Crystal structures and magnetization distributions in the field dependent ferromagnetic shape memory alloy Ni₅₄Fe₁₉Ga₂₇

The mesoscopic and microscopic mechanisms giving rise to shape memory behaviour in single crystals of the ferromagnetic alloy Ni₅₄Fe ₁₉Ga₂₇ have been investigated using polarized and unpolarized neutron diffraction. The measurements confirm that the Curie temperature T_C coincides with the martensitic phase transition at T_M ≤ 296K. At room temperature the crystal, as grown, had the tetragonal L1₀ structure with c/a≈1.20. It transformed to the cubic Heusler L2₁ structure at ≈330K. In subsequent heating and cooling cycles the transition took place at T_M≈295K and it was found that applying a magnetic field raised T_M by ≈0.3KT ^-1, making the material attractive for applications.
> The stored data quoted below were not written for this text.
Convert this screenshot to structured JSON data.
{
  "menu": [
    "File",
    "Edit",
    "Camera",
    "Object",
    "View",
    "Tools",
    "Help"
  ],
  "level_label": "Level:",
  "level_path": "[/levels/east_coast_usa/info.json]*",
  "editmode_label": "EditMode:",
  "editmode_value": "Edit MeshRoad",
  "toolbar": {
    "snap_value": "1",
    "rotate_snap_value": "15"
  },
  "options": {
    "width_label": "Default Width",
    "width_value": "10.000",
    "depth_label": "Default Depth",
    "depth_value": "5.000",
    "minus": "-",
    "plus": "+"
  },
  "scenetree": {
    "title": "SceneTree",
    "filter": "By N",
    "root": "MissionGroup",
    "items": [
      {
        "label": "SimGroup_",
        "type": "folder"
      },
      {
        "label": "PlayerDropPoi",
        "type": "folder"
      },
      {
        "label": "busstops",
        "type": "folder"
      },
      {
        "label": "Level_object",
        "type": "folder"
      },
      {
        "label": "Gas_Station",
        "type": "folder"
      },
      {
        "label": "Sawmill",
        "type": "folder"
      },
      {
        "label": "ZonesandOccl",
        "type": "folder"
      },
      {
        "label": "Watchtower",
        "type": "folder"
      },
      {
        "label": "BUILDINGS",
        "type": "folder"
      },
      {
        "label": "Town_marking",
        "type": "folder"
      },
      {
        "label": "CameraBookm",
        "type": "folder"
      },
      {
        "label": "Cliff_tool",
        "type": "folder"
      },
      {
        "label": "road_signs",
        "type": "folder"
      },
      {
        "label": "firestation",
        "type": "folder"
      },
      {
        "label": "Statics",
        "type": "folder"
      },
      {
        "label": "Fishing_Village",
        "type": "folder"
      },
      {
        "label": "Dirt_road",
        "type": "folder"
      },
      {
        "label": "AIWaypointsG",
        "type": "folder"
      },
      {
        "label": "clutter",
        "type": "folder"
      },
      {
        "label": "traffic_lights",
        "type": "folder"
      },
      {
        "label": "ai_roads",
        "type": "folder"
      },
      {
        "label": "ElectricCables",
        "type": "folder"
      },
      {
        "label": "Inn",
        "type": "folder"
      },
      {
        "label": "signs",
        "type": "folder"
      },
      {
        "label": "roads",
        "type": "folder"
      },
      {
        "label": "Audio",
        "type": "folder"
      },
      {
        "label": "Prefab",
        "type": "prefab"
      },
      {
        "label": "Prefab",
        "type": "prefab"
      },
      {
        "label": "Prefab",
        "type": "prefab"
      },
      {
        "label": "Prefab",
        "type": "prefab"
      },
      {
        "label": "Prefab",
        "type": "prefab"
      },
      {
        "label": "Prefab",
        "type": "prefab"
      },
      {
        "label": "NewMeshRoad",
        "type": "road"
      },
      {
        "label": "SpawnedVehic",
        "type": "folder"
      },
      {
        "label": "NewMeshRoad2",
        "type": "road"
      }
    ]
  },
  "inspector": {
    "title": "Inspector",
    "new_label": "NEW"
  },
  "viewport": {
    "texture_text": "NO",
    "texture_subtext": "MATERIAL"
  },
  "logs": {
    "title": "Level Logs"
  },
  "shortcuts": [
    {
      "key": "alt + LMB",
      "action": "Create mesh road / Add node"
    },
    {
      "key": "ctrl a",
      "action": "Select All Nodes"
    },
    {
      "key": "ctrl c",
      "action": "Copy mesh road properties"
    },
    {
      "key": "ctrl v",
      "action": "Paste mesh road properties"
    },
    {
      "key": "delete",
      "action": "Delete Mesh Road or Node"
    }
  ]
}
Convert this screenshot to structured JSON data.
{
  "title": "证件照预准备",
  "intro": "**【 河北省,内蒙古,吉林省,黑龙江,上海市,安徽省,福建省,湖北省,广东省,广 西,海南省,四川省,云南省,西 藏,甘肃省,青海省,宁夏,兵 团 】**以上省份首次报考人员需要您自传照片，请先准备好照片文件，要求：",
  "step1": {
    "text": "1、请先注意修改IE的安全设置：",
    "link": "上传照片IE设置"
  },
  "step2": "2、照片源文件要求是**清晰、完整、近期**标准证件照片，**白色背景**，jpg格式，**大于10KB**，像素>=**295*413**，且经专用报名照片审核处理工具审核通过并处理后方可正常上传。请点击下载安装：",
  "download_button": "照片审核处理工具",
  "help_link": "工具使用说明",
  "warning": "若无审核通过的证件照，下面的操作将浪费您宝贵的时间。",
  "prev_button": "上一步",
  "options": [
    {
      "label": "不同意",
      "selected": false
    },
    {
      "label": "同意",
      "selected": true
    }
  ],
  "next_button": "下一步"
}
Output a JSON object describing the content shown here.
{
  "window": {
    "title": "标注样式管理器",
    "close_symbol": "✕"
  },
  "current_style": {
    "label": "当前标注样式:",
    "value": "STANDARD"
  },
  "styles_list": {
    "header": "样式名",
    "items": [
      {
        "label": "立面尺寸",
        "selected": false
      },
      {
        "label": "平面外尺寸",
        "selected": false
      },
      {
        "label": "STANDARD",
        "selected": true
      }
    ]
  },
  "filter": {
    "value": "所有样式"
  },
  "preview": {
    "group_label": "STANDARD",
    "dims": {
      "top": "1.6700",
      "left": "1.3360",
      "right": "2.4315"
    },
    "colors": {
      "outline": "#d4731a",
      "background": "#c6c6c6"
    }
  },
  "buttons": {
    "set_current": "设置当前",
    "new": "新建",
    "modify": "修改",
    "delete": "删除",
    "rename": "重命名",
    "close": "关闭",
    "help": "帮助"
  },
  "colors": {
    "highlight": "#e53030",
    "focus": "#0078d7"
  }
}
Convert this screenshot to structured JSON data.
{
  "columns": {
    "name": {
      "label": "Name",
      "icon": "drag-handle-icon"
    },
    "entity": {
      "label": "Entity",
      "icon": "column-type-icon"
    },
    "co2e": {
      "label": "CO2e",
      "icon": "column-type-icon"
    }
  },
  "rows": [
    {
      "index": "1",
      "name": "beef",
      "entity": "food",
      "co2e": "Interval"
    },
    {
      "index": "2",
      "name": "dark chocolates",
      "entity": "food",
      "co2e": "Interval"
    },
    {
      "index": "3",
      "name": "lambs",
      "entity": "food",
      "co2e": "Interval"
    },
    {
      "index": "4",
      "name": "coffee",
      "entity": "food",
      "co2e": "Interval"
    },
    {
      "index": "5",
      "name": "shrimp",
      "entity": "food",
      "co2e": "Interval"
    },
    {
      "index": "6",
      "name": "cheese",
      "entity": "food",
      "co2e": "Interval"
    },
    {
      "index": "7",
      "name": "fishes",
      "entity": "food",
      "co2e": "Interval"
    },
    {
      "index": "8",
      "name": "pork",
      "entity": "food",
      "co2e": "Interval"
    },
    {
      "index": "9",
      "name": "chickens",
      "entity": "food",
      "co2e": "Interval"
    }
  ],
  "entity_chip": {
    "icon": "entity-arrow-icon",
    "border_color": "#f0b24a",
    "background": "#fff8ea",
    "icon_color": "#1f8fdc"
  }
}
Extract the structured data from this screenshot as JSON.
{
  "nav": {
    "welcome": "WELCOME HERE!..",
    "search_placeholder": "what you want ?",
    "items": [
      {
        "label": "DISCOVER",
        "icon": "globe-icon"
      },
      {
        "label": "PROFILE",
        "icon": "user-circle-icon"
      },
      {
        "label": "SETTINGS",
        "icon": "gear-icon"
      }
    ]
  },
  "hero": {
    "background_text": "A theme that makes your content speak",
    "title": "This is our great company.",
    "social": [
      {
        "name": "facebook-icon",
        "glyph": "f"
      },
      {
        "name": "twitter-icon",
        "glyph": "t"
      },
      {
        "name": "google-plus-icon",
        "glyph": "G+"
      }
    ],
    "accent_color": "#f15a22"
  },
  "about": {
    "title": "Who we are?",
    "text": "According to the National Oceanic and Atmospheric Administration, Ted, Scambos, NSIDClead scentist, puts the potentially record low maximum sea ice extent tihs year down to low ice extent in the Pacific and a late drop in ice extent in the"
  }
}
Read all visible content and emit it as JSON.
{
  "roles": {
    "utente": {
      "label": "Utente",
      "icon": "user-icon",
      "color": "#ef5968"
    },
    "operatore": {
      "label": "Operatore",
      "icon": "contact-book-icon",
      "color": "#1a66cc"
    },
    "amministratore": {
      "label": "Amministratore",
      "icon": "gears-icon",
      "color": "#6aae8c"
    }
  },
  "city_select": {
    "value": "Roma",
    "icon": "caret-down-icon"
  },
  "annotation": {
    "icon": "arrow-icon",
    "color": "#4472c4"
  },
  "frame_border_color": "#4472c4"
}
The tetragonal structure has space group I4/mmm and is related to the cubic parent phase by a Bain transformation. The change in cell volume at the transition is only ≈1%, suggesting that the atomic moments are unchanged, although the magnetization drops significantly. The polarized neutron results show that in the cubic phase the magnetic electrons at the iron-rich sites have predominantly e_g symmetry (60(3)%), a distribution similar to that observed in Fe₃Al and Fe₃Si. A small transfer of magnetization from Fe to Ni is associated with the martensitic transition, but no significant redistribution of magnetic electrons between orbitals whose degeneracy is lifted, such as that predicated by the band Jahn-Teller mechanism, was observed.